Les résultats indiquent que le système immunitaire agit comme l’axe central de ces interactions, car des altérations courantes des voies immunitaires ont été détectées dans 95% des maladies cliniquement apparentées. En outre, l’étude identifie de nouvelles associations possibles, telles que le syndrome de Down et le lupus, ce qui pourrait améliorer le diagnostic de certaines maladies et le développement de nouvelles stratégies thérapeutiques.
Groupes de patients et médecine personnalisée
Cependant, bon nombre de ces cooccurrences n’ont été détectées qu’en divisant les individus avec la même maladie en sous-groupes selon leurs profils moléculaires. c’est-à-dire en regroupant les patients qui ont les mêmes gènes actifs ou inactifs. Par exemple, certains sous-groupes de patientes atteintes d’un cancer du sein ont été observées présentant des liens moléculaires avec l’autisme ou le trouble bipolaire, tandis que d’autres démontrent une interaction négative qui pourrait potentiellement les protéger de la sclérose en plaques.

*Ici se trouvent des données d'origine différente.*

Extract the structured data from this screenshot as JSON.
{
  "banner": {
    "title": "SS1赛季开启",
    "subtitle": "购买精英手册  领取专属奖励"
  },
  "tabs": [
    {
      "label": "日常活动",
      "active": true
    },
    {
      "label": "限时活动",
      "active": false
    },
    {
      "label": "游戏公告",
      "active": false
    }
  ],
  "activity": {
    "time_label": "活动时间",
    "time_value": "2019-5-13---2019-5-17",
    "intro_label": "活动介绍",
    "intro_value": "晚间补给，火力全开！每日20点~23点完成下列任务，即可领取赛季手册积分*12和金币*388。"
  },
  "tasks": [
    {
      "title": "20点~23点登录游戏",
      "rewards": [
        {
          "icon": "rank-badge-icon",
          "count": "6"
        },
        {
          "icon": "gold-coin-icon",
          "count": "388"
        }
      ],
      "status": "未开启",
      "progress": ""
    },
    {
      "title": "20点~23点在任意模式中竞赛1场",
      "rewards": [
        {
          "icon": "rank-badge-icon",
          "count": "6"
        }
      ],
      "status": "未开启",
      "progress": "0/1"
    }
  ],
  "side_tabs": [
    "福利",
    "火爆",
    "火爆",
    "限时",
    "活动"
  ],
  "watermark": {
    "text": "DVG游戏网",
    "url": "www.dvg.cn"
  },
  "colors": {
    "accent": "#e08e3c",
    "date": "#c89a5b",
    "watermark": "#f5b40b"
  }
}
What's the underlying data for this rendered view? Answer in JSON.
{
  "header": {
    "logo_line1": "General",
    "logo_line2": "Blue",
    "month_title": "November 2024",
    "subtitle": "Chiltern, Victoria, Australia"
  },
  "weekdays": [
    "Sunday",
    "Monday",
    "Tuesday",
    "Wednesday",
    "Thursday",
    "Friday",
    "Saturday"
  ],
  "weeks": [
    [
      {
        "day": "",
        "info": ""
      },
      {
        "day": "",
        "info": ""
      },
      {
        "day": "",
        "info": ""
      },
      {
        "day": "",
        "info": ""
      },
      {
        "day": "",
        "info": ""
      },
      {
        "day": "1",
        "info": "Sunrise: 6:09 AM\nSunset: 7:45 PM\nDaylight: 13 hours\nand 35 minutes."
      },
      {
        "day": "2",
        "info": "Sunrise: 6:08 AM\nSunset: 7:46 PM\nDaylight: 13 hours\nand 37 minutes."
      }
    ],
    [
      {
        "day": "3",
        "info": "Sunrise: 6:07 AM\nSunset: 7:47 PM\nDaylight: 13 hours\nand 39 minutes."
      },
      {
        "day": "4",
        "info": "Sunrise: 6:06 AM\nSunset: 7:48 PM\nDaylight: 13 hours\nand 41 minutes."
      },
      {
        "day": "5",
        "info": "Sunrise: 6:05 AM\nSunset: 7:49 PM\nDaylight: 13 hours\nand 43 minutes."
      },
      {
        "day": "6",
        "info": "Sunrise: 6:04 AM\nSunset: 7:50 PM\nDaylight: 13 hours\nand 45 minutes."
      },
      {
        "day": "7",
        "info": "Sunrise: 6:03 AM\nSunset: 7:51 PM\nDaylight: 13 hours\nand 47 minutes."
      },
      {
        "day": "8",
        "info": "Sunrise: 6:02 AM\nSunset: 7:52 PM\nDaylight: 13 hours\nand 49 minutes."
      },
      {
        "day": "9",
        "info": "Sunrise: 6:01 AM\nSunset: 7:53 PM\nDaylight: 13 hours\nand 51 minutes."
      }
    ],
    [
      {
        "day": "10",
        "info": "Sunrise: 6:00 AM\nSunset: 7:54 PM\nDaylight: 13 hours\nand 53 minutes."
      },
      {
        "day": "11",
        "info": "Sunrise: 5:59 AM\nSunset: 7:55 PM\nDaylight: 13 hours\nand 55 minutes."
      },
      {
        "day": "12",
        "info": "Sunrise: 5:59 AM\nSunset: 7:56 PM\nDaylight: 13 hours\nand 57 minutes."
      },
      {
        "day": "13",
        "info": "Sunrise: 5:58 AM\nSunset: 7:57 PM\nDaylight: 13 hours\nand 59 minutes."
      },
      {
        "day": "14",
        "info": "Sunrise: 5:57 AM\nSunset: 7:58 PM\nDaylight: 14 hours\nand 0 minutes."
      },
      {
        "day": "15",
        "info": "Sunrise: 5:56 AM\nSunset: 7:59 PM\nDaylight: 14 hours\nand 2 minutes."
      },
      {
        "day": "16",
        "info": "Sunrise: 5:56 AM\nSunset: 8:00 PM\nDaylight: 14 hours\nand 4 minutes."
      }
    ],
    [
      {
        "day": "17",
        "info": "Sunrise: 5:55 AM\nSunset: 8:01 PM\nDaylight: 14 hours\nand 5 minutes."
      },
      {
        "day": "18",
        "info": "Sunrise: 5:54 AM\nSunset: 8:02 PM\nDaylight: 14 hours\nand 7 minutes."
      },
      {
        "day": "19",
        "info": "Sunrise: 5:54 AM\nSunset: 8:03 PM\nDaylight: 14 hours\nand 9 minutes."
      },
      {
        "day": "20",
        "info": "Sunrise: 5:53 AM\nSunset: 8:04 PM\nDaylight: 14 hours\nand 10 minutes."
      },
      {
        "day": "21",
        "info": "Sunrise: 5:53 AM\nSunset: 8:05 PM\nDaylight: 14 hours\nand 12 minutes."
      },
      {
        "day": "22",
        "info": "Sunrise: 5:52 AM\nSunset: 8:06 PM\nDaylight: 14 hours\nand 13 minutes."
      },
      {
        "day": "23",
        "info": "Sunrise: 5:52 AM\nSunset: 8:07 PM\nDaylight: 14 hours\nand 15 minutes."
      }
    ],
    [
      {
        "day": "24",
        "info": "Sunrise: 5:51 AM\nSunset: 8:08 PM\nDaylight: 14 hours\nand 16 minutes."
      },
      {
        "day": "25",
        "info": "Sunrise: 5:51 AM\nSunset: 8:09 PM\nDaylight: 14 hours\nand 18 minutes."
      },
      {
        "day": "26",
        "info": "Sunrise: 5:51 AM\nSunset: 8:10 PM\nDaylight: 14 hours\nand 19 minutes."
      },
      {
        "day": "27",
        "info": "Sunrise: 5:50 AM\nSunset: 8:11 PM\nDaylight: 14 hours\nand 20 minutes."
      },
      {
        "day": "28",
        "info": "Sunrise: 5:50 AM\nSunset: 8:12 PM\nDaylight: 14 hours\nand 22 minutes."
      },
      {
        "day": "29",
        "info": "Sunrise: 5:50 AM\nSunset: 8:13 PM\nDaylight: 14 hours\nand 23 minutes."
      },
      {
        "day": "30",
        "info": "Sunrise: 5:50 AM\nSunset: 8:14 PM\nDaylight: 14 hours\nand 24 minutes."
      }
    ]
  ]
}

« L’étude a révélé que de nombreuses associations n’émergent que chez certains patients, ce qui expliquerait pourquoi deux personnes atteintes de la même maladie peuvent avoir des trajectoires cliniques complètement différentes. Cette approche nous permet d’identifier les associations potentiellement sous-diagnostiquées et de proposer des mécanismes moléculaires pour expliquer les liens cliniques qui ont été mal comprités jusqu’à présent », a souligné Urda.
Cette nouvelle méthodologie pourrait également être particulièrement utile pour étudier les maladies rares « qui sont souvent plus difficiles à caractériser en raison de la rareté des données cliniques. Malgré ces limitations, la méthode de calcul a une capacité de détection des interactions comparables à celle des maladies plus communes et pourrait ouvrir la porte à une meilleure compréhension de ces pathologies minoritaires », explique Alfonso Valence, professeur Icrea, chef d’étude du chef de la vie de la vie de la vie de la vie de la vie.
Cette recherche aide non seulement à expliquer les phénomènes cliniques observés pendant des décennies, mais ouvre également de nouvelles voies pour anticiper les maladies qu’un patient pourrait développer et pour adapter les traitements de manière plus préventive et personnalisée. Il souligne ainsi le potentiel d’intégration des informations cliniques et génomiques pour mieux comprendre les maladies, non pas en tant qu’entités isolées, mais dans le cadre d’un système interconnecté par leurs caractéristiques moléculaires sous-jacentes.
Suite à la collecte de toutes les données pertinentes et à l’étude de toutes les interactions, l’équipe scientifique de BSC a lancé une ressource Web ouverte au public et à la communauté scientifique. Cette plate-forme permet une exploration interactive des associations positives et négatives entre de nombreuses maladies, ainsi que les mécanismes moléculaires possibles derrière chaque lien.